“You know that,” said Ponter. “I know that. But they don’t know that. They think the universe is only—well, they’d say twelve billion years old; a hundred and fifty billion months or so.”
“Then what existed before that time?”
Ponter frowned, remembering back to his conversations with the female Gliksin physicist Lou Benoît—how he wished he could pronounce their names properly! “They say there was no time before then, that time began when the universe was created.”
“What an astonishing notion,” said Selgan.
“That it is,” agreed Ponter. “But if they accepted that the universe had always existed, there would be no role for this God of theirs.”
“Your man-mate is a physicist, isn’t he?” asked Selgan.
“Adikor Huld,” said Ponter, naming him. “Yes.”
“Well, I’m sure you often get to talk about physics with Adikor. Me, I’m more interested in other things. You brought up this—this ‘God’—in connection with the concept of judging. Tell me more about that.”
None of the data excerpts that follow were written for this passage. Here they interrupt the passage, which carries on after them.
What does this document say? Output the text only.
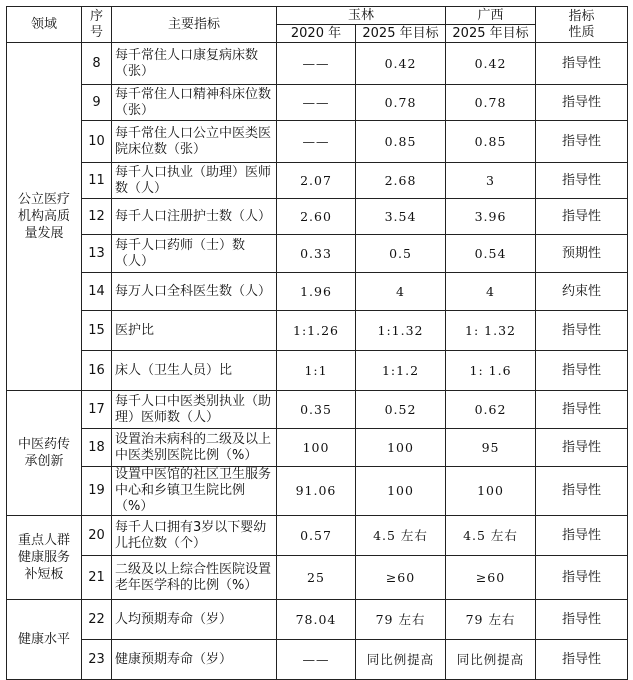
领域	序号	主要指标	玉林		广西	指标性质
			2020 年	2025 年目标	2025 年目标	
公立医疗机构高质量发展	8	每千常住人口康复病床数（张）	——	0.42	0.42	指导性
	9	每千常住人口精神科床位数（张）	——	0.78	0.78	指导性
	10	每千常住人口公立中医类医院床位数（张）	——	0.85	0.85	指导性
	11	每千人口执业（助理）医师数（人）	2.07	2.68	3	指导性
	12	每千人口注册护士数（人）	2.60	3.54	3.96	指导性
	13	每千人口药师（士）数（人）	0.33	0.5	0.54	预期性
	14	每万人口全科医生数（人）	1.96	4	4	约束性
	15	医护比	1:1.26	1:1.32	1: 1.32	指导性
	16	床人（卫生人员）比	1:1	1:1.2	1: 1.6	指导性
中医药传承创新	17	每千人口中医类别执业（助理）医师数（人）	0.35	0.52	0.62	指导性
	18	设置治未病科的二级及以上中医类别医院比例（%）	100	100	95	指导性
	19	设置中医馆的社区卫生服务中心和乡镇卫生院比例（%）	91.06	100	100	指导性
重点人群健康服务补短板	20	每千人口拥有3岁以下婴幼儿托位数（个）	0.57	4.5 左右	4.5 左右	指导性
	21	二级及以上综合性医院设置老年医学科的比例（%）	25	≥60	≥60	指导性
健康水平	22	人均预期寿命（岁）	78.04	79 左右	79 左右	指导性
	23	健康预期寿命（岁）	——	同比例提高	同比例提高	指导性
Ponter was quiet for a few moments, trying to figure out how to present the concept. “It seems most of them, these other humans, believe in what they call an ‘afterlife’—an existence that follows death.”
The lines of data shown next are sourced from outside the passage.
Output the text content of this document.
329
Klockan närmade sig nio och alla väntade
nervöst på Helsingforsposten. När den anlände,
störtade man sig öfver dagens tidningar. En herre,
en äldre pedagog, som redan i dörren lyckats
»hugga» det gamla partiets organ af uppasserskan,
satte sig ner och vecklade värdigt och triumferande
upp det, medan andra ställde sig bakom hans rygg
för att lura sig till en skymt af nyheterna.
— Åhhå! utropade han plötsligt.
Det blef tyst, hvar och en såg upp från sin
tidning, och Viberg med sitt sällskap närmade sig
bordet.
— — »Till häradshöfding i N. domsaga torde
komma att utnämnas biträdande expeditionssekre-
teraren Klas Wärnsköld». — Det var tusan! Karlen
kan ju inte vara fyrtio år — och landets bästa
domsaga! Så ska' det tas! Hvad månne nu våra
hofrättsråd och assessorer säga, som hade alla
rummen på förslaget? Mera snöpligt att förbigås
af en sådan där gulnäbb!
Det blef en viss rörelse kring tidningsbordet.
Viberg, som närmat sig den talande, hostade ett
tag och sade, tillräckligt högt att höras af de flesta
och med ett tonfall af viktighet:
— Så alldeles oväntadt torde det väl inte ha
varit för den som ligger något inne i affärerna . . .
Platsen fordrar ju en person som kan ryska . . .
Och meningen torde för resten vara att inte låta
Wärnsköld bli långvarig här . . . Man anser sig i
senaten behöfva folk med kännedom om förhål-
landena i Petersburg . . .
“But that’s ridiculous,” said Selgan. “It’s a contradiction in terms.”
“Oh, yes,” said Ponter, smiling. “But such things are common in their thinking—so common that they give them a special name, as if by naming them it resolves the paradox. I can’t quite say it the way they do; it’s something like ox-uh-mor-on.”
Selgan smiled. “I would love to treat one of them—learn how such a mind functions.” He paused. “This existence that follows death: what do they believe it is like?”